Hi @AmericanAir this is my seat arm rest on flight 2377 out of San Antonio. Is this acceptable?? pic.twitter.com/lP0kBi20ve
— Hill Country HAC (@H_A_C) June 11, 2025
- South Korean government rejects Korean Air plan to devalue Asiana miles as part of combining frequent flyer programs from the merger. Ironically Asiana miles are worth more than Korean Air miles, not the other way around.
Yes, a long haul flight in Business definitely $33 or more. But a domestic meal in domestic first or a coach meal in long haul. You’re at the $5 Wawa level, obviously not including someone pounding down the booze.
@George N Romey — Why you gotta do Wawa dirty like that? I’d’ve gone with Piggly Wiggly.
He didn’t say they pay $33 per meal, he said they spend $2 billion to serve 60 million meals. There are a lot of costs that go into “serving” something besides the direct cost of the something.
More like $3 or $13 lol.
Not surprised the new Indian owner of Motel 6 stiffed Mr Tom..
Hopefully, the new owners of Motel 6, OYO, based in India, will sell their properties to Marriott International. Then, Mr. Tom Bodett can humorously claim he was Bonvoyed. As part of their green initiative, when the guest rooms are infested with fireflies, there will be no need to leave the light on for you.

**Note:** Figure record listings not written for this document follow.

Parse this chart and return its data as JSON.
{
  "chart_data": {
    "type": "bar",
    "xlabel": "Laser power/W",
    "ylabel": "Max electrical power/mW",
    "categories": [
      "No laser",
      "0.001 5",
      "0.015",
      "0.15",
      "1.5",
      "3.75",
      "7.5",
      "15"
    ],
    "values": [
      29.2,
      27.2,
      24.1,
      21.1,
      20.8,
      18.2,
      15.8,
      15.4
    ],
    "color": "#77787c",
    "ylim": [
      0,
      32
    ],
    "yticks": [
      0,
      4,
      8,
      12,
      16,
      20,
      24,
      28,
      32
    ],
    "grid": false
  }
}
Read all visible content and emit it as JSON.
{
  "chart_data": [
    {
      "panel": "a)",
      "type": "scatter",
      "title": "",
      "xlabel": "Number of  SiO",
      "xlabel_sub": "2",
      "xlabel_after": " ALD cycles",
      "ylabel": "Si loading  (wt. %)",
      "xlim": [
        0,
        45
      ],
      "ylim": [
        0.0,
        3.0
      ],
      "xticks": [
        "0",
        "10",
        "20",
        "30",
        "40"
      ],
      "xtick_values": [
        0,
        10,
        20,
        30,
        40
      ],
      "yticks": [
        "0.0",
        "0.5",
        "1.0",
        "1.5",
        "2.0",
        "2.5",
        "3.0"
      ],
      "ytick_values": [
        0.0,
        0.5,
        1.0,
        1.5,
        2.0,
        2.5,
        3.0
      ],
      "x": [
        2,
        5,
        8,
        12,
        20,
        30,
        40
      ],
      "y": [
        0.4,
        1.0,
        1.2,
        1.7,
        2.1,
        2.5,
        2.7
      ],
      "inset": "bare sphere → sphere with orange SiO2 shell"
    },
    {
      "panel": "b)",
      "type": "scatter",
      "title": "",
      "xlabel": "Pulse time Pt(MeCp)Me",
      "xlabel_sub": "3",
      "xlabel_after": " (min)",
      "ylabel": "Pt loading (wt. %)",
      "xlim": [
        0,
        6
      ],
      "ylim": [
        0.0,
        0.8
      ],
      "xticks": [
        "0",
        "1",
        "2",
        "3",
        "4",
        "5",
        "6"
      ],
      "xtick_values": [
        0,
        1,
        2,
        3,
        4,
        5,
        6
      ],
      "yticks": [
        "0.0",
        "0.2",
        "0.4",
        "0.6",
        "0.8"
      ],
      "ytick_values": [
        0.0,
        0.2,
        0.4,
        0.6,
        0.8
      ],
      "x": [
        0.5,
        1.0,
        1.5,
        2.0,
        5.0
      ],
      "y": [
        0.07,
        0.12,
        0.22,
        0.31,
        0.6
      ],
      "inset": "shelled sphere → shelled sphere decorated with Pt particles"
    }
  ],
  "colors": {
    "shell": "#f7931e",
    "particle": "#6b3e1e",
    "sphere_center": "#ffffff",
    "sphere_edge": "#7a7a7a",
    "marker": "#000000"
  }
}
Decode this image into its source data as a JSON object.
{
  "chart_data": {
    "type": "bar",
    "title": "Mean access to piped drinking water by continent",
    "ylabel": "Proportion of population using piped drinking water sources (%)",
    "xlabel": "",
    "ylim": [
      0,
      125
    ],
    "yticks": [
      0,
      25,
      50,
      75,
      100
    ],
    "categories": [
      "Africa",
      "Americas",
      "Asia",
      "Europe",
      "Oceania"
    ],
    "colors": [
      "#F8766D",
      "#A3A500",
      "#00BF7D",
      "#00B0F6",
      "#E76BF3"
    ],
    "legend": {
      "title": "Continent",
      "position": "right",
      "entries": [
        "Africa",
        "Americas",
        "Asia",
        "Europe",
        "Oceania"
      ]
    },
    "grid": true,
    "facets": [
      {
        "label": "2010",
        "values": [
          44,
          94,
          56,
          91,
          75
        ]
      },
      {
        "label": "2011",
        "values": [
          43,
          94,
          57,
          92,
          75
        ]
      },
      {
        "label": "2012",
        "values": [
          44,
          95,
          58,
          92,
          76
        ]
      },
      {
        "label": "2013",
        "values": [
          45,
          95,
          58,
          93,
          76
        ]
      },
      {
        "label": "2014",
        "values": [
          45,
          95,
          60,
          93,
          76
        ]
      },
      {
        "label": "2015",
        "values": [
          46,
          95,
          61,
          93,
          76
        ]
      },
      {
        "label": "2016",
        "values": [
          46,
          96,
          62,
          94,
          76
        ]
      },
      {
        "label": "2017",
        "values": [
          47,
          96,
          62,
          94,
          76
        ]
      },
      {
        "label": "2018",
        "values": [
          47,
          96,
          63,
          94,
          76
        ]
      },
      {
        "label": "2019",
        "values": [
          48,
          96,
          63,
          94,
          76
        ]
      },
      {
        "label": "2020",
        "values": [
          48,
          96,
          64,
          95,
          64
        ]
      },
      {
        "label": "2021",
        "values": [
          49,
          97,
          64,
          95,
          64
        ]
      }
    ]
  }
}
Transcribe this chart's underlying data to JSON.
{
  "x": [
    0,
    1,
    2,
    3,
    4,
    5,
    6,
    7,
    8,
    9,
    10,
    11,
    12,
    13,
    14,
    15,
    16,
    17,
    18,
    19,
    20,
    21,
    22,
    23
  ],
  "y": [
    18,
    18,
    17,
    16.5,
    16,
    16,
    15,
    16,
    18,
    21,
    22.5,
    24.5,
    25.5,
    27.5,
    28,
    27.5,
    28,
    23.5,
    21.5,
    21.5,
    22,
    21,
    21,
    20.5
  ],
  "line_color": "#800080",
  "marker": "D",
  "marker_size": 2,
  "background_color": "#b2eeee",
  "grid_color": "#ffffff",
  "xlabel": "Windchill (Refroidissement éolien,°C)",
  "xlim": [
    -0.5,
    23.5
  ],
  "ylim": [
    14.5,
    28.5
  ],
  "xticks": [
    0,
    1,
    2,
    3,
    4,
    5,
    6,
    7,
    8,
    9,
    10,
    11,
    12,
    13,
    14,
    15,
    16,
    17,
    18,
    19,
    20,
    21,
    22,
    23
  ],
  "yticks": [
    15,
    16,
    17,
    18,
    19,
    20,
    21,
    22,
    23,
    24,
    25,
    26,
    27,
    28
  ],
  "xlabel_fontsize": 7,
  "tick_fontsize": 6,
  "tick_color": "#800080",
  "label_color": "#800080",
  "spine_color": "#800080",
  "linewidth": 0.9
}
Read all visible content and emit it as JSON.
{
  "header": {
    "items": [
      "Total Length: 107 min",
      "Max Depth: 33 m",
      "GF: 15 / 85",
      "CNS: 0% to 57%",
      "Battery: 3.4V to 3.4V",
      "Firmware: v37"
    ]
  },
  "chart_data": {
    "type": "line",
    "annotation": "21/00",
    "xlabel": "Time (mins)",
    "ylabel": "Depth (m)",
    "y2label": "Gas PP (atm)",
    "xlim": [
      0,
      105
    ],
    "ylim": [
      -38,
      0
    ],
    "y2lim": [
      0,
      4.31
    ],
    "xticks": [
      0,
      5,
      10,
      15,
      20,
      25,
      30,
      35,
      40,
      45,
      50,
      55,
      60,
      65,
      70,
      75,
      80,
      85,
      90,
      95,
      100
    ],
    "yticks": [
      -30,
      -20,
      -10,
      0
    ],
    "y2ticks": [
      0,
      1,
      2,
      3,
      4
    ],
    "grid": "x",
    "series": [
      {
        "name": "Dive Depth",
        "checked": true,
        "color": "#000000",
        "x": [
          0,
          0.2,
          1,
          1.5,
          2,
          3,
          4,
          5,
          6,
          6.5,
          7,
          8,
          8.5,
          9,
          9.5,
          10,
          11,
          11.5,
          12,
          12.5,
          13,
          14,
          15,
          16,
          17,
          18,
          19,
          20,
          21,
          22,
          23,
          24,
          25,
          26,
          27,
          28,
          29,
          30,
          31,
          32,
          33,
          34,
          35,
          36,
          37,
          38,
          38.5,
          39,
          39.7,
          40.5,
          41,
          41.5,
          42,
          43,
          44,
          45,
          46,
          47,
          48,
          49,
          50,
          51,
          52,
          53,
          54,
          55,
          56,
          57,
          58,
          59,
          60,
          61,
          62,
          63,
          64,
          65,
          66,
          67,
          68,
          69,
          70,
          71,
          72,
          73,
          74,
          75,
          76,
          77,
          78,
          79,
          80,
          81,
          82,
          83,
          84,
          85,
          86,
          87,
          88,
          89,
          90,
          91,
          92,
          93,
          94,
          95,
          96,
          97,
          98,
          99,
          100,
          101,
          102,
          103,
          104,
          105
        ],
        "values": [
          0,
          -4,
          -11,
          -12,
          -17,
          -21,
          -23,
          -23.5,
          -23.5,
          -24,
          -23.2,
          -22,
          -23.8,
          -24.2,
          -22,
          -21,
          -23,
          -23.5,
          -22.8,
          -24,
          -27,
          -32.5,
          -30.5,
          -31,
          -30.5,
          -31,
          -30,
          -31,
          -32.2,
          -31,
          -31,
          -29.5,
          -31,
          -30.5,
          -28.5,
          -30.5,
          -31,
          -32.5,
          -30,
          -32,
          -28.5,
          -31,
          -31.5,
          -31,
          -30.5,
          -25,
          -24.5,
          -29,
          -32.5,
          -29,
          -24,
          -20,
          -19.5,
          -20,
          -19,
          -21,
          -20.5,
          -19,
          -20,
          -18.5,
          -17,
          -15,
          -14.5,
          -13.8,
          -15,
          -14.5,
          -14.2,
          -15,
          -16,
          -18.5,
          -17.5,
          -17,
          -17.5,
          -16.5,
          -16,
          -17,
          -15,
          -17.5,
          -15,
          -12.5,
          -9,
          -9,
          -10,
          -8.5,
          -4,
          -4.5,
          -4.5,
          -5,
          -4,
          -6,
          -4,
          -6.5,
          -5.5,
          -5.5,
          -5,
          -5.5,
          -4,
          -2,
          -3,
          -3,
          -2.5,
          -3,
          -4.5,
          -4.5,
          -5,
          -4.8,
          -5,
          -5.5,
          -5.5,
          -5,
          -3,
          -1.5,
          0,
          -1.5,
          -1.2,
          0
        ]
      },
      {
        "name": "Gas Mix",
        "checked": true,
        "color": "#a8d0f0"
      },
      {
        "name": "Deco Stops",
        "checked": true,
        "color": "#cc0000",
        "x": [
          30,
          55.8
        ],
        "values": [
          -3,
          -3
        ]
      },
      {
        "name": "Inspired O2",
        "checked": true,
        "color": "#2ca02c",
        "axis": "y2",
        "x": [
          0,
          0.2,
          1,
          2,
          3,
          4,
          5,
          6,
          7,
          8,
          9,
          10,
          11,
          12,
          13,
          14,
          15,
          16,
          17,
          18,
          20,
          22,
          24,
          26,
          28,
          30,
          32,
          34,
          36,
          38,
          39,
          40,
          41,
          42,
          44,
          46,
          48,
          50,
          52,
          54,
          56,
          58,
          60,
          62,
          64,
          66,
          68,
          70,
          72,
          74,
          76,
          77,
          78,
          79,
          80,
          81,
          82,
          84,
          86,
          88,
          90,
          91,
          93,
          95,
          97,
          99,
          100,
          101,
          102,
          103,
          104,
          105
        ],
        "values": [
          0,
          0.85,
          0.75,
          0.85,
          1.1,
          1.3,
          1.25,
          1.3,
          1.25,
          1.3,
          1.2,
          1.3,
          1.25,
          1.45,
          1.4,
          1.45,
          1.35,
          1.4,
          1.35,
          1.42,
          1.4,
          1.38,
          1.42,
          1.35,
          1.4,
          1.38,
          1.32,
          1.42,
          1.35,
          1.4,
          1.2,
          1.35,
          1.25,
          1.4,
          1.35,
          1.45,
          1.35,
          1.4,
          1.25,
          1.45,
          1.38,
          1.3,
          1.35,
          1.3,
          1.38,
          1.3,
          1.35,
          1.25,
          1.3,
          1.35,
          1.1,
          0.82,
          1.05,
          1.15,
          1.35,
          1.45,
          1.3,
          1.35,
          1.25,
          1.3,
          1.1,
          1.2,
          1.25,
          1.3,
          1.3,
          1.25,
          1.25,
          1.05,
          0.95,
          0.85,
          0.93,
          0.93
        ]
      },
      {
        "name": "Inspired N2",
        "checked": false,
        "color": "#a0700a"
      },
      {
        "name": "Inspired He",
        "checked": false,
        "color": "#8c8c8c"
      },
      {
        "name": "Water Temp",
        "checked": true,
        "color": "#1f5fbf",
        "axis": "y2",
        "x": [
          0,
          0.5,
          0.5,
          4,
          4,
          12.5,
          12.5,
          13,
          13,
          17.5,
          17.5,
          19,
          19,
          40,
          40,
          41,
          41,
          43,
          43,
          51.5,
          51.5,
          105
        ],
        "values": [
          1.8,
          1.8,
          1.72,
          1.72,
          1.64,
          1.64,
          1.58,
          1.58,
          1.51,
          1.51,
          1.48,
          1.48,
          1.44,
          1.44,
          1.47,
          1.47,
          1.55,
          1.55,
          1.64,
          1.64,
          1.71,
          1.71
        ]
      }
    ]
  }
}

“Globally, it takes in more than $6 billion dollars in revenue — a substantial portion of which comes from its airline catering arm. They serve around 650 million passengers on more than 3.8 million flights every year.”
Less than $10 per passenger but probably a significant number are served less than a gourmet meal.
I’d bet the cost of United meals includes the cost to feed pilots and maybe others?
Hmm, Gary, nothing on Israel-Iran yet? A lot of flights canceled, re-routed in the region. A Delta JFK flight had to turn-around (8 hours to nowhere). Sadly, the retaliatory strikes already injured 20+. Though days ahead.
I just want to know if anyone else notices the frequency with which the number 33 is presented?
It might be a page number, or a volume level. Sometimes it’s the most comfortable speed of travel in a 30mph zone where there is often a heavy police presence. Many times when I look at the time, it’s ‘whatever:33 o’clock’. Yesterday, it was 33% off on a fod item at the grocery store. And in 2021, it was ’33 new cases’, or ’33 something’ in every major news media market around the nation. And now, it’s in-flight meals on United.
Friggin’ agendas I tell you.
Use standard English please: “60 million premium cabin meals doesn’t quite math.”
That’s a nonsensical construction. “To math” is not a word.
@Derek McGillicuddy — Not to mention, some refer to it as ‘maths.’ H’what in tarnation!
The cost to deliver an airplane meal must include quite a few extra costs. Getting through security and driving around airports is the biggest one. Packaging is another. My guess would be that just getting a piece of plastic-wrapped notepad paper (basically $0) to your tray table would be a big part.